A final trip

30 09 2010

 

First Glimpse of one of Band e Amir's lakes on the road from Bamian

 

My last trip from Kabul took me a day’s drive north-west to Bamiyan, the site of two 6th century Buddahs before the Taliban decided to destroy this UNESCO heritage site. Along with the lakes at Band-e-Amir, Bamiyan valley is the most beautiful thing I have seen in the region and  forms the country’s only tourist attraction unless you believe accounts in the Guardian or BBC’s Sandi Toksvig .

 

Arriving at Bamian Valley by small prop plane. One Buddah niche can be seen to the left with another to the right in shadow

 

Although the trip is drivable we flew from Kabul in a 10-seater that spirals down amongst the mountains to land on what seems to be a short, broad road cutting through the green valley bottom.

 

Looking across the Bamian valley from rooftops hotel to the cliffs where the Buddahs used to reside until their highly publicised destruction by the Taliban

 

The remains of the two Bhuddas lie in piles of crumbling stone and clay. The Taliban made no mistake and I remember footage of the pre-publicised destruction sending forward huge clouds of dust. Almost as big a travesty is that it took the loss of a piece of heritage, rather than a more human story to bring the world’s attention to the plight of the Afghan people. In a country where billions of dollars are spent on military action and mere millions go towards development and infrastructure the Japanese and Germans and Italians are attempting to stabilise the remains with a view to possibly rebuilding parts in the long run.

 

One of the larger lakes at Band e Amir. The deep blue comes from the high mineral content which also forms beautiful dams as the water flows from lake to lake.

 

Two hours further north-west lie the lakes of Band-e-Amir. These are more stunning than the valley at Bamiyan, with deep water providing a palate of blues that would make Van Gough green with envy. The water is clear and the blue sky does nothing to detract from the contrast of grey and red cliffs against the unbelievably striking tones.

 

Kabul restaurant owner Jerome riding on the gun-mount left by Russian forces. The bearings still run smoothly giving a spinning 360 degree view of the countryside

 

Nearer to the regional capital of Bamiyan, overlooking the 8-hour route from Kabul lies the Red Fort. This has been an important strategic position in these inaccessible lands and was occupied most recently by the Russians and is still heavily mined.

 

Prominent battlement of the Red Fort overlooking the riverside route from Kabul

 

The steep walk up from valley winds up through mud-brick battlements and past piles of unexploded ordinance.

Duncan DJ





Exit Strategy

12 07 2010

Overlooking the largest lake at Band-e-Amir. The magnificent blue comes from the minerals in the 150m deep water.

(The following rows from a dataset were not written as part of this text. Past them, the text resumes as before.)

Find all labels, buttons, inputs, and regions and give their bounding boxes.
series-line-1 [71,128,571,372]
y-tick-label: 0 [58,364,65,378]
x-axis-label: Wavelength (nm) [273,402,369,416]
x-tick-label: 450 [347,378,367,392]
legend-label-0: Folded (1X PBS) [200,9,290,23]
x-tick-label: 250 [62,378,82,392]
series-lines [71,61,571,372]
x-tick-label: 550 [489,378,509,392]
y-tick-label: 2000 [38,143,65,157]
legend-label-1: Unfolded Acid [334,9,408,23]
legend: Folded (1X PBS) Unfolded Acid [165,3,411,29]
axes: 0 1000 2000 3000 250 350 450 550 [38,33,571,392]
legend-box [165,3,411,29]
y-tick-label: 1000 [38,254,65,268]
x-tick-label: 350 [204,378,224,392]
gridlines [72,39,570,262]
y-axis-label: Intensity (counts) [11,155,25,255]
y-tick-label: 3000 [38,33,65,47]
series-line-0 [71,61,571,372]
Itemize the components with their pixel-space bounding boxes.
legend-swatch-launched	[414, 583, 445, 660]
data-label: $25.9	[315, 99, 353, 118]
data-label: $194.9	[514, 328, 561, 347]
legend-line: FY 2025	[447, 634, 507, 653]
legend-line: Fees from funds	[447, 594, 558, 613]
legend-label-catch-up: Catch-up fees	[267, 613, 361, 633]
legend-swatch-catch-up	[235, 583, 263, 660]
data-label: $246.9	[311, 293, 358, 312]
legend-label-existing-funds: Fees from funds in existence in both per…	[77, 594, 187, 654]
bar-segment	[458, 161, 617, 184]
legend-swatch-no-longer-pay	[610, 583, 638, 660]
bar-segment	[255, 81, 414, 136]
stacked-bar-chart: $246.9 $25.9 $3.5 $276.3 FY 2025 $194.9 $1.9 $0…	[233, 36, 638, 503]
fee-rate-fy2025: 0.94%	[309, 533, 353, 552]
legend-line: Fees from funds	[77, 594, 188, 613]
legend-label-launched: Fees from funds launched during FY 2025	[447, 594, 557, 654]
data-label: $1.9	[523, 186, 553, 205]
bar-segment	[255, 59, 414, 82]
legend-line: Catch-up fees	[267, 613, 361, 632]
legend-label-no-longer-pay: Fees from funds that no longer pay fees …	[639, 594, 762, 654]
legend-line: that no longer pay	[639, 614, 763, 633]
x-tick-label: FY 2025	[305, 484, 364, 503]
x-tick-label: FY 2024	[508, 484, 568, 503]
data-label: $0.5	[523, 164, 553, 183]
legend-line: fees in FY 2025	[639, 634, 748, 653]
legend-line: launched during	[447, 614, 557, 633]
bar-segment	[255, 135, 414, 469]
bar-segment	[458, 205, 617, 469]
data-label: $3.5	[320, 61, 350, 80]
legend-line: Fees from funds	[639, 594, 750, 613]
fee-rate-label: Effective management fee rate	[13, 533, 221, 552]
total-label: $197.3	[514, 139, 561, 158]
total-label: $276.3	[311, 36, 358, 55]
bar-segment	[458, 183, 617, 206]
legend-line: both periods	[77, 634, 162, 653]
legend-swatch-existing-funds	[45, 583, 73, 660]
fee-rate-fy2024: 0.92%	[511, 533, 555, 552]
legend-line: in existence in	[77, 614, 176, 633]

As the heat builds up for another dusty-blue day in Kabul I pack my things for my return to the UK. I sit recovering from the late conclusion of the world cup (2am Kabul time) and I can’t yet tell whether the time has passed quickly or actually this has been the longest year of my life. Although the country is fascinating and often beautiful it is definitely the people who have made it an enjoyable experience. As opening a British newspaper any day will tell you, looking in from the outside can be a little disturbing but conversely it can be easy to become complacent about the places and the experiences. My visit to the Russian Cultural Centre last month and occasional encounters with possible minefields are the most extreme of this.

View of the green Bamian valley seen from the caves beside small Buddha. The niche of the larger Buddha can be seen through the window.

My trips out of Kabul and Afghanistan have been essential breaks from the challenges of working here. Just returning from the ex-Buddhas at Bamian and the cliff-bound blue lakes at Band-e-Amir 200 miles from the capital I can say that these places are two of the most amazing sights I have ever seen. More beautiful photos to come on this and Darulaman Palace in Kabul.

I had planned a trip down to Lashkar-Gar to visit some historic buildings and the Provincial Reconstruction Team (PRT) projects run by the British Army but plans change but the resulting extension to my Bamian trip made up for this.

I truss up my last two carpets that will join (by post) the 3 carpets already waiting for me at home. I take home calligraphy, jewellery and woodcarving; Three of the four TM crafts – I was kindly given a ceramic bowl for my birthday.

An inquisitive girl and her brother near the mosque of Amir at Band-e-Haibat

Afghaniman is a young girl pictured with her brother below one of the lakes at Band-e-Amir. The people in the Hazarajat region are some of the healthiest-looking I have met, mainly I think, because of a better-fed outdoor lifestyle that is hard to come by in Kabul. They talk proudly of peace and inter-tribal harmony in these green, crop-filled valleys.